Upon launch of the Terminal application, you’ll immediately notice some text in the window that appears onscreen, as shown in this example:

Last login: Sun Jun 23 17:51:14 on console
WHITEDRAGON:~ markchambers$

This text details the last time that you logged in to Terminal. The last line, however, is the more important one: It’s the prompt.

The prompt serves some important functions. First, it lists the current directory, which is listed as ~ in the preceding example. A tilde character (~) denotes a user’s Home directory. By default, you’re always in your Home folder each time you begin a new session on Terminal. After the current directory, Terminal displays the name of the current user, which is markchambers in this example.

As you’ve probably surmised, a folder and a directory are two different names for the same thing. Folder is the name with which most Mac users are familiar, and directory is a term that Unix power users prefer.

The final character of the prompt is a $. Consider this your cue because immediately after this character is where you enter any command that you wish to execute.

Go ahead; don’t be shy. Try out your first command by typing uptime in Terminal. This shows you a listing of how long your Mac has been running since the last reboot or login. (It’s a good idea to type Unix commands in lowercase because case-sensitivity is all-important in Unix.) Your text appears at the location of the cursor, denoted by a small square.

If you make a mistake while entering the command, no worries. Just press Delete to back up, and type the characters again. If the typing error is stuck deep in a longer command, press the left- or right-arrow key to move the cursor immediately after the incorrect character and press Delete to back up; then type the correct characters. After you type the command, press Return to execute it.

WHITEDRAGON:~ markchambers$ uptime
6:24PM up  2:42, 4 users, load averages: 2.44, 2.38, 1.90
WHITEDRAGON:~ markchambers$

In the preceding example, the computer has been running for 2 hours and 42 minutes (2:42 in line 2). Simple, eh? Immediately following the listing of the uptime command (line 3), the Terminal displays another prompt for you to enter more commands.

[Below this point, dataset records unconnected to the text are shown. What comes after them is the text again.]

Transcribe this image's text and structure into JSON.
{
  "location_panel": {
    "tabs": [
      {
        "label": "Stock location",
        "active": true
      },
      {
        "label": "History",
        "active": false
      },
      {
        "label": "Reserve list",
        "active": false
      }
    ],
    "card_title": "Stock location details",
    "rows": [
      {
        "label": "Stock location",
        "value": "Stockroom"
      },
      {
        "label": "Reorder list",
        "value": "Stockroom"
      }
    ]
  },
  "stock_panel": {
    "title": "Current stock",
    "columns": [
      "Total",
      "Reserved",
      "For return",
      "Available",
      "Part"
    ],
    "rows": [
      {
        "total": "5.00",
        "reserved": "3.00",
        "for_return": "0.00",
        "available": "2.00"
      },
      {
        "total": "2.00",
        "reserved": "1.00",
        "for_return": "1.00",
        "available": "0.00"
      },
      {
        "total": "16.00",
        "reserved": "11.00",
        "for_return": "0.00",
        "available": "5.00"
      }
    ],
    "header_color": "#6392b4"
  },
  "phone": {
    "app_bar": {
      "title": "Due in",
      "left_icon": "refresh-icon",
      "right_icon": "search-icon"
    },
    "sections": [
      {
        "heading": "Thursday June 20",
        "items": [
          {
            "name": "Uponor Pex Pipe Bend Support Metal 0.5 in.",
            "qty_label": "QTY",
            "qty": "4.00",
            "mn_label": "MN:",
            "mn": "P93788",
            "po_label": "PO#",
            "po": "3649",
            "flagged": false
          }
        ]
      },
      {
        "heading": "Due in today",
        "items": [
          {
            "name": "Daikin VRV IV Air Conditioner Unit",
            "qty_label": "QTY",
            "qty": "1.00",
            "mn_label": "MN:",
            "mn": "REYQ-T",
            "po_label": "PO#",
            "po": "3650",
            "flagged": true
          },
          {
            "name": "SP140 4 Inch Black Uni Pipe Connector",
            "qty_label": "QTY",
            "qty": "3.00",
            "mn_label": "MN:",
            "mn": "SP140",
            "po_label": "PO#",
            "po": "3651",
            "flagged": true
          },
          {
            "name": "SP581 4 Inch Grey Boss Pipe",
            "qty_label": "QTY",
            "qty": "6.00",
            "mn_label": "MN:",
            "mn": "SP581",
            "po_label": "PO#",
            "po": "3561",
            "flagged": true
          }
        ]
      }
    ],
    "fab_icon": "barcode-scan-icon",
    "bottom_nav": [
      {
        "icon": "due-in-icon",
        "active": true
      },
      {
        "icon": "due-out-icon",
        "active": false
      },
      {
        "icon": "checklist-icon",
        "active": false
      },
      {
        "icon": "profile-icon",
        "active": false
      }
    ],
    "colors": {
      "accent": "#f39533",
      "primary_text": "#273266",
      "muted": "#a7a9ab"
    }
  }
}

Prefer a different appearance for the Terminal window? Click the Terminal menu, choose Preferences, and click the Settings toolbar button to choose the color combinations for the Terminal window background and text.

A few commands to get started

As you use the command line to navigate through the various folders on your hard drive, you’ll lean on two vital commands: ls and cd. The ls command is shorthand for list, and it does just that: It lists the contents of the current directory. Enter ls at the prompt, and you see a listing of your Home folder.

The complementary cd command (again, note the lowercase) — change directory — opens any folder that you specify. It works much the same as double-clicking a folder in Finder: The difference is that following the cd command, you don’t immediately see the entire folder’s content. Too, the cd command requires a parameter (extra options or information that appear after the command) so that your Mac knows which folder to open.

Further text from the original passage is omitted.